How to use google/gemma-7b with Lemonade:

Pull the model

# Download Lemonade from https://lemonade-server.ai/
lemonade pull google/gemma-7b

Run and chat with the model

lemonade run user.gemma-7b-{{QUANT_TAG}}

List all available models

lemonade list

save, loading and inferencing the Gemma model

#64

by Iamexperimenting - opened Mar 7, 2024

Discussion

Iamexperimenting

Mar 7, 2024

hi team, thanks for the model and examples. I just noticed this example and couldn't find section where you save the fine tuned model, load the fined tuned model and do inference with the fine-tuned model.

Notebook: https://huggingface.co/google/gemma-7b/blob/main/examples/notebook_sft_peft.ipynb

can you please add those section it will be very helpful?

@suryabhupa

Iamexperimenting

Mar 7, 2024

additionally, I noticed example for distributed training using TPU device. However, I use Nvidia GPU and I don't have access to TPU machine, could you please provide an example for distributed training in Nvidia GPU?

Example for TPU: https://huggingface.co/google/gemma-7b/blob/main/examples/example_fsdp.py

@suryabhupa

suryabhupa

Google org Mar 7, 2024

hello!

re: loading the IT model; the use case you have in mind seems somewhat specific, do you think it might be possible for you to add a PR to do this?
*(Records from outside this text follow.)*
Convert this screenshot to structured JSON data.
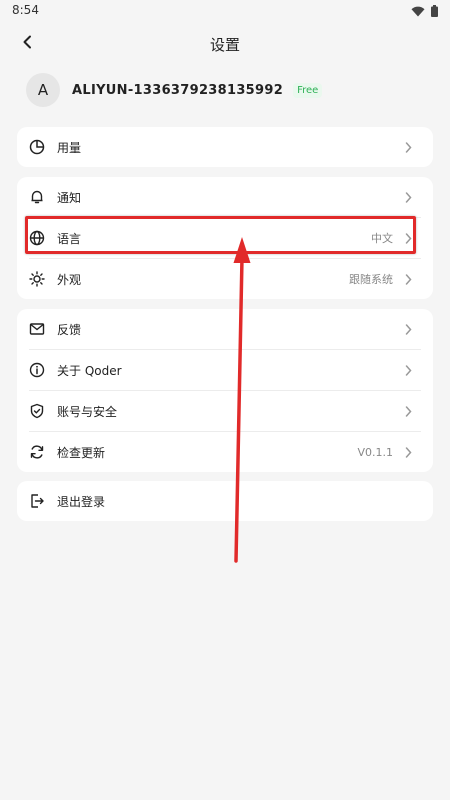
{
  "status_bar": {
    "time": "8:54",
    "icons": [
      "wifi-icon",
      "battery-icon"
    ]
  },
  "header": {
    "title": "设置",
    "back_icon": "back-arrow-icon"
  },
  "account": {
    "avatar_letter": "A",
    "name": "ALIYUN-1336379238135992",
    "plan": "Free"
  },
  "groups": [
    {
      "items": [
        {
          "icon": "pie-chart-icon",
          "label": "用量",
          "value": ""
        }
      ]
    },
    {
      "items": [
        {
          "icon": "bell-icon",
          "label": "通知",
          "value": ""
        },
        {
          "icon": "globe-icon",
          "label": "语言",
          "value": "中文"
        },
        {
          "icon": "sun-icon",
          "label": "外观",
          "value": "跟随系统"
        }
      ]
    },
    {
      "items": [
        {
          "icon": "mail-icon",
          "label": "反馈",
          "value": ""
        },
        {
          "icon": "info-icon",
          "label": "关于 Qoder",
          "value": ""
        },
        {
          "icon": "shield-icon",
          "label": "账号与安全",
          "value": ""
        },
        {
          "icon": "refresh-icon",
          "label": "检查更新",
          "value": "V0.1.1"
        }
      ]
    },
    {
      "items": [
        {
          "icon": "logout-icon",
          "label": "退出登录",
          "value": ""
        }
      ]
    }
  ],
  "colors": {
    "background": "#f5f5f5",
    "card": "#ffffff",
    "badge_green": "#2fb157",
    "annotation_red": "#e12a2a"
  }
}
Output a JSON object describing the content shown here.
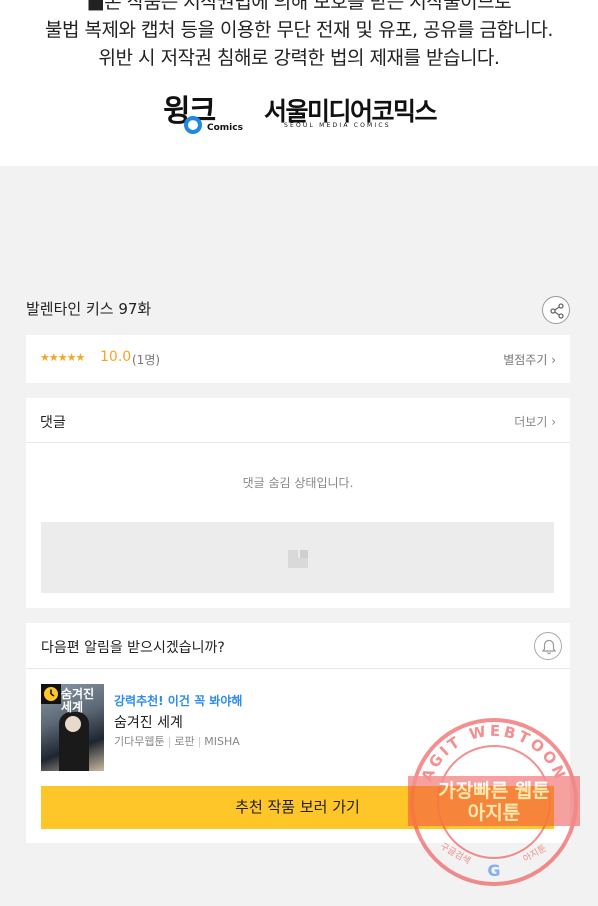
{
  "notice": {
    "line0": "■본 작품은 저작권법에 의해 보호를 받는 저작물이므로",
    "line1": "불법 복제와 캡처 등을 이용한 무단 전재 및 유포, 공유를 금합니다.",
    "line2": "위반 시 저작권 침해로 강력한 법의 제재를 받습니다."
  },
  "logos": {
    "wink_text": "윙크",
    "wink_sub": "Comics",
    "seoul_text": "서울미디어코믹스",
    "seoul_sub": "SEOUL MEDIA COMICS"
  },
  "episode": {
    "title": "발렌타인 키스 97화",
    "share_icon": "share-icon"
  },
  "rating": {
    "stars": "★★★★★",
    "score": "10.0",
    "count": "(1명)",
    "rate_link": "별점주기 ›"
  },
  "comments": {
    "title": "댓글",
    "more_link": "더보기 ›",
    "hidden_notice": "댓글 숨김 상태입니다."
  },
  "next_episode": {
    "question": "다음편 알림을 받으시겠습니까?",
    "bell_icon": "bell-icon"
  },
  "recommendation": {
    "tag": "강력추천! 이건 꼭 봐야해",
    "title": "숨겨진 세계",
    "genre": "기다무웹툰",
    "category": "로판",
    "author": "MISHA",
    "thumb_title": "숨겨진 세계",
    "button_label": "추천 작품 보러 가기"
  },
  "watermark": {
    "ring_text": "AGIT WEBTOON",
    "line1": "가장빠른 웹툰",
    "line2": "아지툰",
    "bottom_left": "구글검색",
    "bottom_right": "아지툰",
    "google_letter": "G"
  },
  "colors": {
    "accent_yellow": "#ffc62a",
    "star_orange": "#f5a623",
    "tag_blue": "#2d8bf0",
    "watermark_red": "#ef4b4b"
  }
}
re: GPUs: unfortunately I don't have any examples on hand about distributed training on GPUs (our internal stack in Google is TPUs), maybe others have pointers here? cc @pengchong @osanseviero

Iamexperimenting

Mar 7, 2024

@suryabhupa , I'm new to huggingface that's a reason I'm looking for some concrete example. Because, I googled as much as I can, and I noticed there are different ways to save the model and also I noticed model fine-tuned with peft has different method to save and load. That's a reason, I was recommending the Gemma team to add those section in their example.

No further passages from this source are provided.